By the time they reached the age of 30, however, not a single one of these 51 children had altered their bodies medically to appear more like the opposite sex.
But they were eight to 15 times more likely to have grown up to be gay or lesbian than the other children in the group - indicating that many trans-inclined children's discomfort with their bodies is driven by their as-yet-unrealised sexual orientation.
Other research published since then suggests that the Dutch model of treatment can wreak havoc on developing bodies. It can leave young people with impaired sexual and reproductive function, at higher risk of bone problems and with a potentially lowered IQ. And it appears to lock adolescents into a lifetime of medicalisation.
Yet this incredibly invasive treatment protocol became the norm, simply on the basis that a handful of children might turn out to be grateful later on.
Our analysis of the Dutch studies showed that the claim that the children's gender dysphoria vanished was a statistical illusion. Before they went on puberty blockers, they answered questions about how they felt about their bodies' sexed features, and being treated as a member of their sex.
So the girls were asked how they felt about growing breasts, having periods and being 'treated as a girl', for instance, and the boys were asked about having male body parts and being 'treated as a boy'.

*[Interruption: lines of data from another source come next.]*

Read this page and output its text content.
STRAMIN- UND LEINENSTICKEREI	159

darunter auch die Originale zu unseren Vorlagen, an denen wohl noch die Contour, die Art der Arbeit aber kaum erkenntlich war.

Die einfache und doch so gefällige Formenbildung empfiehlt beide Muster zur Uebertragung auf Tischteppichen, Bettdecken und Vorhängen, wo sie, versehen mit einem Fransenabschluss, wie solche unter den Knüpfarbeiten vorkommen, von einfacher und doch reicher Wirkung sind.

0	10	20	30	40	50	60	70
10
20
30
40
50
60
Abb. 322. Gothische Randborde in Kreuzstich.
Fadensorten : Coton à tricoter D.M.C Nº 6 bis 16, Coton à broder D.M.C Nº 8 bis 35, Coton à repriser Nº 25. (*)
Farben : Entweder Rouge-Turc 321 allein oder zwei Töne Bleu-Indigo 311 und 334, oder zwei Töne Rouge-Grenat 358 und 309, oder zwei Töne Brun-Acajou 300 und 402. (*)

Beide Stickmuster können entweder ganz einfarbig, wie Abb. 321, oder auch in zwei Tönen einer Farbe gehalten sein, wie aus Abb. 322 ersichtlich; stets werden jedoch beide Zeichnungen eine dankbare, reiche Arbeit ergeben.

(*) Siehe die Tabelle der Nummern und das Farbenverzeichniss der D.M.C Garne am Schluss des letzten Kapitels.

But after treatment the researchers switched the questionnaires. Girls who'd hated being girls were now asked how they felt about being 'treated as a boy' - and of course they said they liked it. Questions about the female physical features they hated were replaced by ones about the male physical features they longed for.
When post-transition female patients said they weren't troubled by unwanted erections (which they were physically incapable of), this was taken as a sign that their gender dysphoria had gone.
This meant the findings were nonsense.
But there was more. When we closely examined the methodology of the puberty blocker study, we realised the final results only included the children who proceeded to cross-sex hormones when they turned 16.
But that left out any whose mental or physical health had deteriorated so much while on puberty blockers that they either chose not to proceed with any further treatment or were advised not to. That inevitably gave the results an artificial boost. And finally, the harms done to those 70 children were brushed under the carpet.
In the case of one male patient, the use of puberty blockers meant that his genitals had remained child-sized meaning there was very little tissue for the surgeon to work with when creating a 'vagina'. The use of bowel tissues as a substitute resulted in an infection that tragically killed the patient.
At least three of the 70 children developed severe obesity or diabetes while being treated with cross-sex hormones - the second step in the Dutch protocol. These individuals were reclassified as non-participants, meaning a large amount of treatment-associated harm was left out of the final analysis.
Another individual appears to have abandoned their treatment before the study ended, suggesting that they had stopped identifying as trans. Several more stopped replying to the researchers' queries, despite being only a year or two post-treatment.
The harms may have continued after the two papers were published. More recent research from the same Dutch clinic, this time looking at sexual function outcomes, reports that at least one other individual died in an apparent suicide.
It's now clear that blocking children's puberty is an experimental treatment with no proven benefits and serious risk of harm.
As researchers continue to seek evidence to support its use, the Dutch clinicians have already moved the goalposts.
They now acknowledge the treatments may not be 'effective' but should still be given because teenagers deserve the 'dignity of risk' and the 'right to regret'.
Such misguided dismissals of the potentially grave downsides should send a chill down the spine of every parent.